Challenged by uncertain outcomes in the aftermath of triumph in a race war, a landslide mandate for elected dictatorship and a packed rubber stamp parliament the patient long term project of the Left and Liberal alternative has to be patient pluripotent mobilisation; I have borrowed the word from modern genetics. Every mammal starts as a single cell which multiplies into a small group of embryonic stem cells, pluripotent cells with the potency to develop into livers, kidneys, muscles – even the evil brains of fascists. The pluripotent re-education and conscience building tasks facing the independent left and democratic liberals needs patience; they must hang in for the long haul.
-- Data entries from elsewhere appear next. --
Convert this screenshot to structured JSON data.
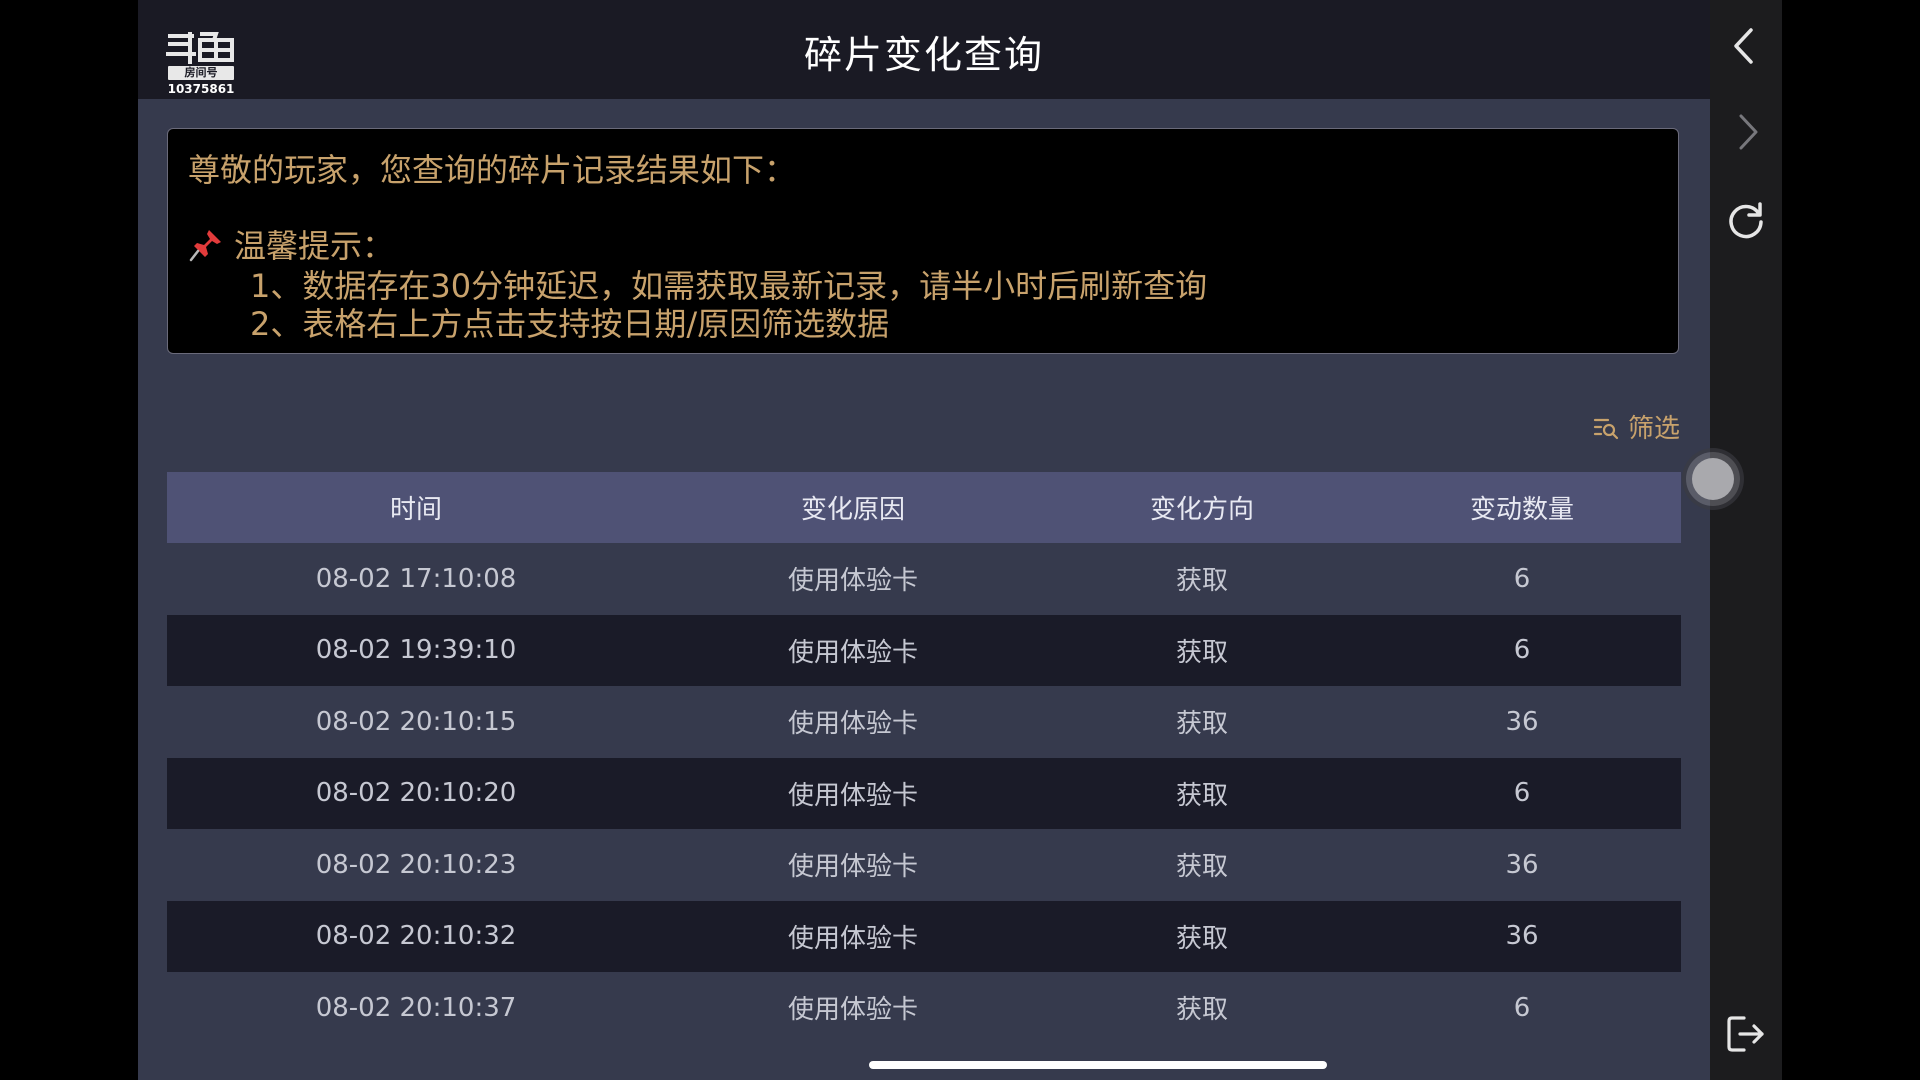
{
  "header": {
    "title": "碎片变化查询",
    "logo_text": "斗鱼",
    "logo_tag": "房间号",
    "room_number": "10375861"
  },
  "notice": {
    "greeting": "尊敬的玩家，您查询的碎片记录结果如下：",
    "tip_title": "温馨提示：",
    "tip_1": "1、数据存在30分钟延迟，如需获取最新记录，请半小时后刷新查询",
    "tip_2": "2、表格右上方点击支持按日期/原因筛选数据"
  },
  "filter": {
    "label": "筛选"
  },
  "table": {
    "columns": [
      "时间",
      "变化原因",
      "变化方向",
      "变动数量"
    ],
    "rows": [
      [
        "08-02 17:10:08",
        "使用体验卡",
        "获取",
        "6"
      ],
      [
        "08-02 19:39:10",
        "使用体验卡",
        "获取",
        "6"
      ],
      [
        "08-02 20:10:15",
        "使用体验卡",
        "获取",
        "36"
      ],
      [
        "08-02 20:10:20",
        "使用体验卡",
        "获取",
        "6"
      ],
      [
        "08-02 20:10:23",
        "使用体验卡",
        "获取",
        "36"
      ],
      [
        "08-02 20:10:32",
        "使用体验卡",
        "获取",
        "36"
      ],
      [
        "08-02 20:10:37",
        "使用体验卡",
        "获取",
        "6"
      ]
    ]
  },
  "sidebar": {
    "icons": [
      "back-icon",
      "forward-icon",
      "refresh-icon",
      "exit-icon"
    ]
  },
  "colors": {
    "accent_gold": "#c8a26c",
    "panel_bg": "#363a4d",
    "header_row": "#4f5275",
    "dark_row": "#1a1b28"
  }
}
It has to be pluripotent in that there will be a variety of challenges not now foreseeable and response must be imaginative and flexible.

An organisation calling itself the Coffee Party movement has appeared in the USA in opposition to the wacky Tea Party movement. It is an interesting group had has already gathered a following of 200,000 fed up with the nutters, racists and reactionary dinosaurs who characterise the American far right. What is interesting is that the Coffee Party is a de novo example of pluripotent political consciousness building and grass roots mobilisation. Not aggressive mobilisation in the sense of street warfare but rather raising people’s awareness, and encouraging the concerned and the willing to intervene. The keywords of the Coffee Party are “coming together of concerned, intelligent citizens who are tired of angry rhetoric” and “all political persuasions joining in a spirit of equanimity to discuss the nation’s problems” (Newsweek 3 May 2010).

Of course an America based model cannot be copied for Lanka but in a very broad way there is something to think about; how to take a step back and understand caciquism, how to take a long view to pluripotent cooperation of concerned citizens of all persuasions. I am convinced that the time has come to discard dated ideological garments and spurn obsolete organisational mantras that we have been slaves to for half a century; time to think afresh, time to think lateral.